Xiong ZM, LaDana C, Wu D, Cao K. An inhibitory role of progerin in the gene induction network of adipocyte differentiation from iPS cells. Aging (Albany NY). 2013;5(4):288-303.
Lipodystrophies, characterized by partial or complete loss of adipose tissue, have been associated with mutations in the lamin A gene. It remains unclear how lamin A mutants interfere with adipose tissue formation. Hutchinson-Gilford progeria syndrome (HGPS) presents the most severe form of lamin A-associated diseases, whose patients show a complete loss of subcutaneous fat. Using iPSCs reprogrammed from HGPS fibroblasts, we induced adipocyte formation from iPSC derived embryoid bodies or from iPSC derived mesenchymal stem cells.
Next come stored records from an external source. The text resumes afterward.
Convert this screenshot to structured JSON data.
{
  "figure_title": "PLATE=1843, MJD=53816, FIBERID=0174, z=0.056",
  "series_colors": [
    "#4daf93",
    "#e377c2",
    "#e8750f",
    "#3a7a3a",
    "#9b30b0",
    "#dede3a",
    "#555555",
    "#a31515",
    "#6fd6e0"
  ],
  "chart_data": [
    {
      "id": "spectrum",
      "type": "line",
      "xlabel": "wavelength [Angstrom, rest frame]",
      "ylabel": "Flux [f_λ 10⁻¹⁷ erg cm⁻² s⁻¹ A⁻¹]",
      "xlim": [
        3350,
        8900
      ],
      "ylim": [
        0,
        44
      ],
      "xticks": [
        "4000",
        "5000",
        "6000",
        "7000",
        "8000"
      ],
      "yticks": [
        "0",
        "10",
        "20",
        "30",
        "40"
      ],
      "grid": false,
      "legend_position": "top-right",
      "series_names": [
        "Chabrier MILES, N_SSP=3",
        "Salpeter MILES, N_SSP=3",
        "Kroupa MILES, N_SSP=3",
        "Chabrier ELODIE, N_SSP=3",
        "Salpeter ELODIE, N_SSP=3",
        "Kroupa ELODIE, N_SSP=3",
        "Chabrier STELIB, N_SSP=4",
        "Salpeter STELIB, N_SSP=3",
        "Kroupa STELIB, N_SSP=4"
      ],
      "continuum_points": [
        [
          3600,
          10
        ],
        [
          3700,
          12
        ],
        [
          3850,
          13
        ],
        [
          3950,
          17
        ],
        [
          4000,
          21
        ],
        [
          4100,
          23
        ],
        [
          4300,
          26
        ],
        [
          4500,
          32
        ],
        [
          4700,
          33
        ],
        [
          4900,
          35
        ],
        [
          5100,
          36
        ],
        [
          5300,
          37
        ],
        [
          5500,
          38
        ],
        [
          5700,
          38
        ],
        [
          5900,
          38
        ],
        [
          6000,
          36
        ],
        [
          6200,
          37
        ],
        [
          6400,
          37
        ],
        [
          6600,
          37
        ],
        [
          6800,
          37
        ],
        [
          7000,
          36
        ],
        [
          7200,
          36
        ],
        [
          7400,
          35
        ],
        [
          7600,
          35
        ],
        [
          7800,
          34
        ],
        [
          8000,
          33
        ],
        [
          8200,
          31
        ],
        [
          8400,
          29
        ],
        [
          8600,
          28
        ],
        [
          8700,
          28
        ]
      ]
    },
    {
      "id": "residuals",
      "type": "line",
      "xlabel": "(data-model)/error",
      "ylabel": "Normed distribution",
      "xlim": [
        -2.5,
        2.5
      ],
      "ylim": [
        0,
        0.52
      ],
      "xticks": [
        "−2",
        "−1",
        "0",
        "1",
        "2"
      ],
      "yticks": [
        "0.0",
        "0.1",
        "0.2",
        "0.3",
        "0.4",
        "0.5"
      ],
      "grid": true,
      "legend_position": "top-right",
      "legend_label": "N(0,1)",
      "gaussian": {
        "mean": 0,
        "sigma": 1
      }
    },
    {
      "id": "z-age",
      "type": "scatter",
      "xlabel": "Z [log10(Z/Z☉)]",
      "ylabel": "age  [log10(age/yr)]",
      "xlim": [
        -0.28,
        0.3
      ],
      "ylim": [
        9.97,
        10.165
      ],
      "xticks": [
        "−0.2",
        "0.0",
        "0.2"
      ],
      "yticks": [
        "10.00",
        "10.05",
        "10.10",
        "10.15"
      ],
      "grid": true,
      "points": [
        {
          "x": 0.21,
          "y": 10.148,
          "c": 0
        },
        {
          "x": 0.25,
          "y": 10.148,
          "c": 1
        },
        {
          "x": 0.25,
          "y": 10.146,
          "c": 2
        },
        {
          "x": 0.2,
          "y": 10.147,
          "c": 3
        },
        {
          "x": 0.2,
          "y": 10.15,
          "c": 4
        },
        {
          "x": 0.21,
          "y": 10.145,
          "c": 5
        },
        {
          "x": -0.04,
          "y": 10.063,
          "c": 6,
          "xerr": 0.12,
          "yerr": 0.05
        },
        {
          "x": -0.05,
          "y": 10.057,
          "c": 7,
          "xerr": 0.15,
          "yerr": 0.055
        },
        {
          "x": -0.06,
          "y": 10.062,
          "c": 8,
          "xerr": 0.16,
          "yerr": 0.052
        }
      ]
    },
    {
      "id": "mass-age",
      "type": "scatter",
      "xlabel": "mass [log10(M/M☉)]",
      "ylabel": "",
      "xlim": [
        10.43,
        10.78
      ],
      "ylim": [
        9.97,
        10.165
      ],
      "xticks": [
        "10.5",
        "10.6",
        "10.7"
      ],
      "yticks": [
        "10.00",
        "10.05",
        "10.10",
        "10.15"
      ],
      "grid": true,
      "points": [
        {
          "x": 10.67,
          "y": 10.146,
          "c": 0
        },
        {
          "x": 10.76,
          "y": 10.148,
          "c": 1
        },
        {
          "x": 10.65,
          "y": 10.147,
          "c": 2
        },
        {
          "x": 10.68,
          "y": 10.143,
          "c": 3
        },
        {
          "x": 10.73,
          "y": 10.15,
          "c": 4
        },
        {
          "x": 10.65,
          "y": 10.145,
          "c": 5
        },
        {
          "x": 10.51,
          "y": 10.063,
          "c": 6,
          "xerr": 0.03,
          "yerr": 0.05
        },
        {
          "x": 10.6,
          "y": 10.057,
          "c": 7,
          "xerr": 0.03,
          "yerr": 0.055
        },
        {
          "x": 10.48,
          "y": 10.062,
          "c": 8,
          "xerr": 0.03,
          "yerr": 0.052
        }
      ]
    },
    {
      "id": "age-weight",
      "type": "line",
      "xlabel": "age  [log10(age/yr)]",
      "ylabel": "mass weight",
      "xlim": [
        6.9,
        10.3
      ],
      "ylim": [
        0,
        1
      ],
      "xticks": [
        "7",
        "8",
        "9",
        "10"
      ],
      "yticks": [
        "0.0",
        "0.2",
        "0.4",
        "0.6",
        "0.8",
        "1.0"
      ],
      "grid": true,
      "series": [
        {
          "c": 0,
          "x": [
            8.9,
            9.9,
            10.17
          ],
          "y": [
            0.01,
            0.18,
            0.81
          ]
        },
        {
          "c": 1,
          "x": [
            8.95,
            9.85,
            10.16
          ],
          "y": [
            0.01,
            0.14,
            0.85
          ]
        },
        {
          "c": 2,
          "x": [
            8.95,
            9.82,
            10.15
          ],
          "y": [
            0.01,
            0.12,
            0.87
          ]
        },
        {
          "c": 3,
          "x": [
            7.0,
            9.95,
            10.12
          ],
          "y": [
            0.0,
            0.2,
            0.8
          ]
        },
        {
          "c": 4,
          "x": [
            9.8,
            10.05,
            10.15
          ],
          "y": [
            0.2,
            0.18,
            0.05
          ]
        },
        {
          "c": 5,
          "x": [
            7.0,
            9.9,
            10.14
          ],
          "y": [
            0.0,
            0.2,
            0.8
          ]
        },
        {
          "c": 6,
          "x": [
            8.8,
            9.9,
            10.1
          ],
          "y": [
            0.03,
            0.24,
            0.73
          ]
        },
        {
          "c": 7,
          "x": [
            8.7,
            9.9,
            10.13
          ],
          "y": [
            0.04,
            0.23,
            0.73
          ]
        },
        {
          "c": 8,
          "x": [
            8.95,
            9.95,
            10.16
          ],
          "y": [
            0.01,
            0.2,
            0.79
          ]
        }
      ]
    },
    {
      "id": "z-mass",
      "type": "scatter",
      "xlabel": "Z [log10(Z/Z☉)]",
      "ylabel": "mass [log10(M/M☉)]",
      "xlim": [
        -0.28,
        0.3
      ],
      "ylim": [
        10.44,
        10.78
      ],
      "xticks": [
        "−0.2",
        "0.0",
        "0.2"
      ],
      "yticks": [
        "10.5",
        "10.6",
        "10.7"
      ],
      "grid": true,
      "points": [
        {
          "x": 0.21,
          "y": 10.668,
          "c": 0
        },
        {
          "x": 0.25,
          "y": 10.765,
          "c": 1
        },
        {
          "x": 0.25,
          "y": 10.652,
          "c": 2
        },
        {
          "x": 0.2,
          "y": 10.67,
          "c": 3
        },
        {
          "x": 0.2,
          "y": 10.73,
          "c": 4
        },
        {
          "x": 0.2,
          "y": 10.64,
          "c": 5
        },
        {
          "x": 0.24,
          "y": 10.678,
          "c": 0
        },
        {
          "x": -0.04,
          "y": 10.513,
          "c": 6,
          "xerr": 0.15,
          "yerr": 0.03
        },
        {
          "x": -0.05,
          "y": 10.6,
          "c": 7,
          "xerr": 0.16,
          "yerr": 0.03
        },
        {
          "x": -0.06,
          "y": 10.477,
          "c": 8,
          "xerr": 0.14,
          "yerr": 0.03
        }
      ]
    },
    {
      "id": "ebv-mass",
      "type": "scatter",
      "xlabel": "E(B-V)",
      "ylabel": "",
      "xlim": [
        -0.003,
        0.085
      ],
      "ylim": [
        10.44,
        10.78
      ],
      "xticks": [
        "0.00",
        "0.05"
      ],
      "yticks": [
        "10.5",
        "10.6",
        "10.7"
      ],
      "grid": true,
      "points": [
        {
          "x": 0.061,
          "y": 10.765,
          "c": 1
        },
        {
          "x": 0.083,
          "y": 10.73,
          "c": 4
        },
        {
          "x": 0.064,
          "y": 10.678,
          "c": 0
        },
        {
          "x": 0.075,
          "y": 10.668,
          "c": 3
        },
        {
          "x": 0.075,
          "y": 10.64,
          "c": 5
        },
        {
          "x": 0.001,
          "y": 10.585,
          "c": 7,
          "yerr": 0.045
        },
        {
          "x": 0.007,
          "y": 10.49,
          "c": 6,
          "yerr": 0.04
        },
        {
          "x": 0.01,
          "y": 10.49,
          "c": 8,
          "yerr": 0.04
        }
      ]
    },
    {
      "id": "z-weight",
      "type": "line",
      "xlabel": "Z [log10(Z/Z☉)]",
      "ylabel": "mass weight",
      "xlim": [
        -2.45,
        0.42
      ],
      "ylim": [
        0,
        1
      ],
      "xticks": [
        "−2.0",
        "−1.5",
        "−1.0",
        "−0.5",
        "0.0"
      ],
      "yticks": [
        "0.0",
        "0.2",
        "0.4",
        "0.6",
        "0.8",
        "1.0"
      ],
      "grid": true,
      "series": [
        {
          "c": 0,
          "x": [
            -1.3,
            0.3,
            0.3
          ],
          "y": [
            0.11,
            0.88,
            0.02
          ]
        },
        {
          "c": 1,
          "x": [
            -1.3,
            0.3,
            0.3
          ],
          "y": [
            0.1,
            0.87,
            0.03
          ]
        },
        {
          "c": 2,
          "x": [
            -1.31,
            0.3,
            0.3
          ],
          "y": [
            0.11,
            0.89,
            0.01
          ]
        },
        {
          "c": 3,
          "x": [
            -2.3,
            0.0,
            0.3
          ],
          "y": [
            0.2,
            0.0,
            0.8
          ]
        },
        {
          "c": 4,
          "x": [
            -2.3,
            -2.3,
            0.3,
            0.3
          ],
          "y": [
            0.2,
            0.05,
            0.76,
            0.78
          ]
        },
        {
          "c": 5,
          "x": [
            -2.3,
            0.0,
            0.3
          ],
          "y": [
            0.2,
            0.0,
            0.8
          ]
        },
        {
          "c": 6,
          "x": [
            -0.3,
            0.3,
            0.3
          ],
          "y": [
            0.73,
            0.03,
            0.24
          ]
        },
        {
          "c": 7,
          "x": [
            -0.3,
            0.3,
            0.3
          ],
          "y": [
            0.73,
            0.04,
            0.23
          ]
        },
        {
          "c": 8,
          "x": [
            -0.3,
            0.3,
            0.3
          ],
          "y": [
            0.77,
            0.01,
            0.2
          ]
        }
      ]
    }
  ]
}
Both approaches revealed a severe lipid storage defect in HGPS cells at late differentiation stage, faithfully recapitulating HGPS patient phenotype. Expression analysis further indicated that progerin inhibited the transcription activation of PPAR?2 and C/EBPa, but had little effects on the early adipogenic regulators. Our experiments demonstrate two comparable approaches of in vitro modeling lipodystrophies with patient-specific iPSCs, and support a regulatory role of lamin A in the terminal differentiation stage of adipogenesis.